From what I saw of the SAT I formed the impression that its sole purpose was to reward kids who happened to be good at that style of test taking. The format was frankly weird and a race against time more than a display of depth of knowledge.
It seemed to me to be a test focussed on the glory of itself
Well, there are perhaps several purposes for the SAT. First, the College Board earns over a $1 billion, and the CEO earns over $2 million a year, even though it's ostensibly a non-profit. Then, there's the SAT test preparation industry which collects tens of billions each year. Money is definitely a key purpose of the SAT, at least for some people.

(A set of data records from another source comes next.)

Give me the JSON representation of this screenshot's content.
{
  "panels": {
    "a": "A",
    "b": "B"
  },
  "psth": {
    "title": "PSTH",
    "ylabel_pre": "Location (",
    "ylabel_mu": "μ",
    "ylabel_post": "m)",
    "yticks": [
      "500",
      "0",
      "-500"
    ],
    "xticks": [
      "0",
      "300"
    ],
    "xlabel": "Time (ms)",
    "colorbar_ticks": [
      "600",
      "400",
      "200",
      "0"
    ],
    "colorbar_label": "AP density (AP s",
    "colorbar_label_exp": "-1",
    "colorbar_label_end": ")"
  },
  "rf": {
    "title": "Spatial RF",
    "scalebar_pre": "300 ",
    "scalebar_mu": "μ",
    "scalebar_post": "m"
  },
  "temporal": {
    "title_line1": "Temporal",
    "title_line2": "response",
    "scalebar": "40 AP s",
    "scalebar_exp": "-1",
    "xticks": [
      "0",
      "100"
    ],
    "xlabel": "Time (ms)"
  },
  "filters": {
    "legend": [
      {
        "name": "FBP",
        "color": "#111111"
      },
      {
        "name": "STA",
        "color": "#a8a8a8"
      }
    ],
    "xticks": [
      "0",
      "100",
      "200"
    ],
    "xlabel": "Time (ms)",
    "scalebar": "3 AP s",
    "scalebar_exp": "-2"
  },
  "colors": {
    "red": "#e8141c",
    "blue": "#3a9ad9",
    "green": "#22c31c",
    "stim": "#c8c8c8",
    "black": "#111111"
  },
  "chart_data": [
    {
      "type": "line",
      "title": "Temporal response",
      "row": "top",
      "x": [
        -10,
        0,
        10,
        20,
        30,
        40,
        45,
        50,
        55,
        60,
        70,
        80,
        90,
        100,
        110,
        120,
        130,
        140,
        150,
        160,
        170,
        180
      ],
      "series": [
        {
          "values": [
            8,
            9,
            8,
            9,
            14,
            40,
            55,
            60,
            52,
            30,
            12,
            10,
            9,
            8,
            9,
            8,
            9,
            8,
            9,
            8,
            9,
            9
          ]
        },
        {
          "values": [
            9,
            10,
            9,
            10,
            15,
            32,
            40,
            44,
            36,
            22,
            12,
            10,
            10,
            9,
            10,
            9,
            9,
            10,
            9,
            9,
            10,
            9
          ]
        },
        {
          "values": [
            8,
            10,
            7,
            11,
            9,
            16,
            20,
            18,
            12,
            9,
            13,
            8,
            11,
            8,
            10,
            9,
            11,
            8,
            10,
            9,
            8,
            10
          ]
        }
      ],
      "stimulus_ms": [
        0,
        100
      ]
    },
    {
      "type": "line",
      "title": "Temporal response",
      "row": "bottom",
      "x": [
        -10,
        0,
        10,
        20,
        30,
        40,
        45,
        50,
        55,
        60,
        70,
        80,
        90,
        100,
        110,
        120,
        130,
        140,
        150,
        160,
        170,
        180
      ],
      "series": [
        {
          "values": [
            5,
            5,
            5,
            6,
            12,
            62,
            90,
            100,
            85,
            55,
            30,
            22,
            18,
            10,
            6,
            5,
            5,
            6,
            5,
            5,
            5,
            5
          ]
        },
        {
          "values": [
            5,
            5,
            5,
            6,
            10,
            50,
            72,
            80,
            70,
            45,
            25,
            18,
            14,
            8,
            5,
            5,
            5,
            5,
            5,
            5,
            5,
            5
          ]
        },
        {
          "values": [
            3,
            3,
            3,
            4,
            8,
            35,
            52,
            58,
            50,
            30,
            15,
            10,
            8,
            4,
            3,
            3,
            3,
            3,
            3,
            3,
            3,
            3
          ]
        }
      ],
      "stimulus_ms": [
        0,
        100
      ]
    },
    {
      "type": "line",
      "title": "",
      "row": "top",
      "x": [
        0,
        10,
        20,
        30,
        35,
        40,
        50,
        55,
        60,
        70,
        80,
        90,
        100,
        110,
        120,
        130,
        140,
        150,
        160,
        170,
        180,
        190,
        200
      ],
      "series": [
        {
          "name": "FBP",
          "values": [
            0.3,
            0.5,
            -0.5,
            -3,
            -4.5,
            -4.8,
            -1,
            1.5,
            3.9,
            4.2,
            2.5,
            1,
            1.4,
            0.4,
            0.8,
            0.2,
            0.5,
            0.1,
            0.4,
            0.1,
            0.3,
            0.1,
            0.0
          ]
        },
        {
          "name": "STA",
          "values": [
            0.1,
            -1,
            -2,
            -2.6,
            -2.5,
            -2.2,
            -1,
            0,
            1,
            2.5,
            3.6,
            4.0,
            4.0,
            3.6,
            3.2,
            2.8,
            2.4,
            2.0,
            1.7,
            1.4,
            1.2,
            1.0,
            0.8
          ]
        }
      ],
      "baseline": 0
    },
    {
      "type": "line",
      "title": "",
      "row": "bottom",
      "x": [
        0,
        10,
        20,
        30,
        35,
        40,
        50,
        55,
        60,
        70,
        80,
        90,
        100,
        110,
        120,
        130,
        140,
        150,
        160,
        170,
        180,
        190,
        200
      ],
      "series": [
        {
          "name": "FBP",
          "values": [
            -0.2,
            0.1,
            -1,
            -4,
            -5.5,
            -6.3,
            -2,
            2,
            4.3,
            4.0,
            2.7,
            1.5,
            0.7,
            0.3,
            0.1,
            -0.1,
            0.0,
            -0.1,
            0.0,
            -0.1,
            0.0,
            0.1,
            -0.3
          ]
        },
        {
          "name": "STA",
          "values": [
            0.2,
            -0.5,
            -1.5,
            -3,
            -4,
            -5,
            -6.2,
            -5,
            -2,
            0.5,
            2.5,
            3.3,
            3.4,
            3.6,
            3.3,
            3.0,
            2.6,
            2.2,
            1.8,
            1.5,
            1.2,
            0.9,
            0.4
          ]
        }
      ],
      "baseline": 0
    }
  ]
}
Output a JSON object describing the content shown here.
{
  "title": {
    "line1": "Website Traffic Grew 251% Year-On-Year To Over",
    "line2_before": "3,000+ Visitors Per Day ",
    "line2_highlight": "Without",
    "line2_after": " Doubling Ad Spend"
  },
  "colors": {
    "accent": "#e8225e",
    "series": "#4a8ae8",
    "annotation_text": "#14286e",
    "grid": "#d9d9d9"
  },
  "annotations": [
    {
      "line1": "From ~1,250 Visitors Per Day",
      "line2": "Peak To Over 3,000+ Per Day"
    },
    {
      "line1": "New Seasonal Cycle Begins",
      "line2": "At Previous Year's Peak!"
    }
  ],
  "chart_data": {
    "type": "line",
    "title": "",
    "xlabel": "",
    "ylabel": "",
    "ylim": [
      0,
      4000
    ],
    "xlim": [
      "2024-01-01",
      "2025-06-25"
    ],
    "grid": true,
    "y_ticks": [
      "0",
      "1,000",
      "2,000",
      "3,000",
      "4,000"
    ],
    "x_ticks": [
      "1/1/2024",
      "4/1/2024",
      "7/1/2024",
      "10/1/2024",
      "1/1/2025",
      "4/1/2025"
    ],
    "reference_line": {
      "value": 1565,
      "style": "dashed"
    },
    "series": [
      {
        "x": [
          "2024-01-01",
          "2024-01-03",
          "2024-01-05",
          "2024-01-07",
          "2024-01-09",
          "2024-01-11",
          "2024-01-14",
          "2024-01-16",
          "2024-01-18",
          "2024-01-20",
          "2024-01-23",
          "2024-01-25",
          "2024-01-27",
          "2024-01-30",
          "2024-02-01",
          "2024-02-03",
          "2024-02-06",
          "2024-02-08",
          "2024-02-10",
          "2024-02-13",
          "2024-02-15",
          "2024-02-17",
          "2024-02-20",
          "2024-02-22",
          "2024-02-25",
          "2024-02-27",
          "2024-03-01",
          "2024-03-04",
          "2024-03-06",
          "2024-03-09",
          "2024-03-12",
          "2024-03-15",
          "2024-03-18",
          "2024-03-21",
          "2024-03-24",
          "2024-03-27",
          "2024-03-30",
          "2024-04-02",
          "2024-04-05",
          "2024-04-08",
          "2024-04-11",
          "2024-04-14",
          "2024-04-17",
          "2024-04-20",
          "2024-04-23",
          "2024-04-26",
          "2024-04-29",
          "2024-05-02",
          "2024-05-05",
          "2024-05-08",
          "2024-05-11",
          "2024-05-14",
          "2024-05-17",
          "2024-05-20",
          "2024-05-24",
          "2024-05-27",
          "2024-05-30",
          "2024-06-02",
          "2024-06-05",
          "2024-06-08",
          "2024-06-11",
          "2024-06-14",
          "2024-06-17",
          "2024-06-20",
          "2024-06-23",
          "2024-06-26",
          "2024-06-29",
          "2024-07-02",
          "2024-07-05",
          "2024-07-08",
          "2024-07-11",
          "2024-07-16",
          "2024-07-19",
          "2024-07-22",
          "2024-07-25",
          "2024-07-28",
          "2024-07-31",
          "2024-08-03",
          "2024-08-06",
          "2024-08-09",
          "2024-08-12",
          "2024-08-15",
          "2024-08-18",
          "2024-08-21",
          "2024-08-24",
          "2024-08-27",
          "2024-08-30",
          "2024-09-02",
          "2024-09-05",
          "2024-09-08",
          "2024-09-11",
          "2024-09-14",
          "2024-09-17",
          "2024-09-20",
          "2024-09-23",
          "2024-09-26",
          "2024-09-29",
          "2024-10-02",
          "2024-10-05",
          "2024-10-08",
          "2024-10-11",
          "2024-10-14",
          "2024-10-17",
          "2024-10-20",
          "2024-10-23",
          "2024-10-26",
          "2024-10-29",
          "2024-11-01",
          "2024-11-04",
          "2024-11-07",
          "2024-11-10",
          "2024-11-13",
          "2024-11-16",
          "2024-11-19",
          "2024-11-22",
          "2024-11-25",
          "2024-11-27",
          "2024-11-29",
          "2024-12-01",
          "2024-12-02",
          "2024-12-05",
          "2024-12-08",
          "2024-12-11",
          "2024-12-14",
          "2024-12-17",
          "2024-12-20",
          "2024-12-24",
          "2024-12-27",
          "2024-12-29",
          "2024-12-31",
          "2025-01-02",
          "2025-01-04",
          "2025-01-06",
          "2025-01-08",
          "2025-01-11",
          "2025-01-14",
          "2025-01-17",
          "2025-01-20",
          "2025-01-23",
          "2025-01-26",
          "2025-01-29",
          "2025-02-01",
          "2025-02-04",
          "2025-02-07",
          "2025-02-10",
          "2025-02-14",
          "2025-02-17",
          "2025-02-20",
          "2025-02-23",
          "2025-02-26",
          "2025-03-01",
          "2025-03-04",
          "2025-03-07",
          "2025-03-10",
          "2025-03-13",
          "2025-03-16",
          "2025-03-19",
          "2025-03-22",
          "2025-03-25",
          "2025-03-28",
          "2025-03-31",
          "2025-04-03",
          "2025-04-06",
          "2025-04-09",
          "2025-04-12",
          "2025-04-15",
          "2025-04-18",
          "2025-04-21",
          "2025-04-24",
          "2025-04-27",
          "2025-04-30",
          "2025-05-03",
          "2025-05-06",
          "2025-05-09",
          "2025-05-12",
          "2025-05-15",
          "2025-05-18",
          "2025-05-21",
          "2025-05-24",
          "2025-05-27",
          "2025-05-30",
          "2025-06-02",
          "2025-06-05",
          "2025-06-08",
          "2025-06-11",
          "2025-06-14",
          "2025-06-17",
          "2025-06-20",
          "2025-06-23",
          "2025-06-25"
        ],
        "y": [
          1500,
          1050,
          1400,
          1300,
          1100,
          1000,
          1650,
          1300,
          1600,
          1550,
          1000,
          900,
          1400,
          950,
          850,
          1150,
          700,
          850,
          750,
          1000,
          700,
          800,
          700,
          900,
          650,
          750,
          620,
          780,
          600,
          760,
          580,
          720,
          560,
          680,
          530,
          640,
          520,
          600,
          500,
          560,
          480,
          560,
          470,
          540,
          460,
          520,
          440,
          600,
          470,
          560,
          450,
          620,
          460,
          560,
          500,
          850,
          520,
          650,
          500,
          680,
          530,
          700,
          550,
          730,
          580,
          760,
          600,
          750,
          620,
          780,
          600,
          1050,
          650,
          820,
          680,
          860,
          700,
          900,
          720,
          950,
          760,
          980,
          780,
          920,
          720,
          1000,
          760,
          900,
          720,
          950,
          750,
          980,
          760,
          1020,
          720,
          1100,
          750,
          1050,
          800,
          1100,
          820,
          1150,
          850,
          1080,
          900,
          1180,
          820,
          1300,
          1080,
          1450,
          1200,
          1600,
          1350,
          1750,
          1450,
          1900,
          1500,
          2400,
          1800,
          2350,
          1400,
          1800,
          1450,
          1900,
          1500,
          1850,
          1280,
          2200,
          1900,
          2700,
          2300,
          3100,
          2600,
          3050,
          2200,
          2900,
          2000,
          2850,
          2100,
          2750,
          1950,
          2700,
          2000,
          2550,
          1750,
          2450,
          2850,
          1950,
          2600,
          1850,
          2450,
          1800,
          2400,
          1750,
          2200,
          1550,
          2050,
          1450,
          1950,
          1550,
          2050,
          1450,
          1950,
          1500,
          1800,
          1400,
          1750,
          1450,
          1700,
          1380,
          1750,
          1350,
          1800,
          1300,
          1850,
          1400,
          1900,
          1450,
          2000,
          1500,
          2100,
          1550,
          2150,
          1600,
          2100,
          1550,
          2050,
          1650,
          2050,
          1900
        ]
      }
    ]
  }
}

The key reason for the existence of the SAT is that it's perhaps the least easy of all admissions criteria to manipulate. GPA grading scales and criteria are highly variable across different high schools, and even at the same high school. The GPA for one student is not obviously comparable to the GPA for another student, and yet, colleges make the comparison even though they know that the comparison for any two students is tenuous. The correlation between high school GPA and college success may be moderate on a population level, but the correlation between any two arbitrarily chosen high school students can range for extremely weak to extremely strong. Essays are the new GPA, but essays are far worse than GPAs, as they are extremely easy to fake and manipulate with absolutely no way for any university to discern authorship or authenticity or to institute review consistency.

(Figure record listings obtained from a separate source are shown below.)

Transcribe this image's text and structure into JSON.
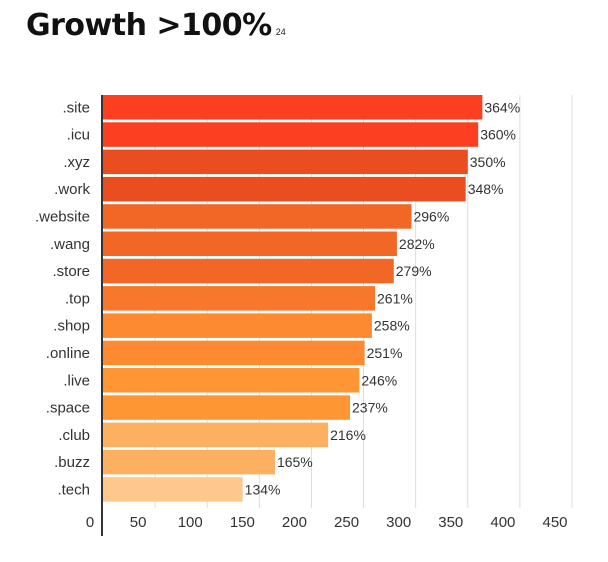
{
  "chart_data": {
    "type": "bar",
    "orientation": "horizontal",
    "title": "Growth >100%",
    "subtitle": "24",
    "categories": [
      ".site",
      ".icu",
      ".xyz",
      ".work",
      ".website",
      ".wang",
      ".store",
      ".top",
      ".shop",
      ".online",
      ".live",
      ".space",
      ".club",
      ".buzz",
      ".tech"
    ],
    "values": [
      364,
      360,
      350,
      348,
      296,
      282,
      279,
      261,
      258,
      251,
      246,
      237,
      216,
      165,
      134
    ],
    "value_labels": [
      "364%",
      "360%",
      "350%",
      "348%",
      "296%",
      "282%",
      "279%",
      "261%",
      "258%",
      "251%",
      "246%",
      "237%",
      "216%",
      "165%",
      "134%"
    ],
    "bar_colors": [
      "#fb3f20",
      "#fb3f20",
      "#ea4e20",
      "#ea4e20",
      "#f26726",
      "#f26726",
      "#f26726",
      "#f7772c",
      "#fd8a30",
      "#fd8a30",
      "#fd9633",
      "#fd9633",
      "#feb061",
      "#feb061",
      "#fec88c"
    ],
    "xlim": [
      0,
      450
    ],
    "xticks": [
      "0",
      "50",
      "100",
      "150",
      "200",
      "250",
      "300",
      "350",
      "400",
      "450"
    ],
    "grid": true
  }
}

This is also the underlying reason for criticisms of the SAT, that it's "unforgiving" in not allowing specific biases (for minorities, poor people, less intelligent rich people, artistic/sporty but less academic people, etc.) to be indirectly favored. Instead, specific compensation in the form of affirmative action, legacies, artistic/sports scholarships, etc. are needed, and those types of compensation are being legally or otherwise attacked.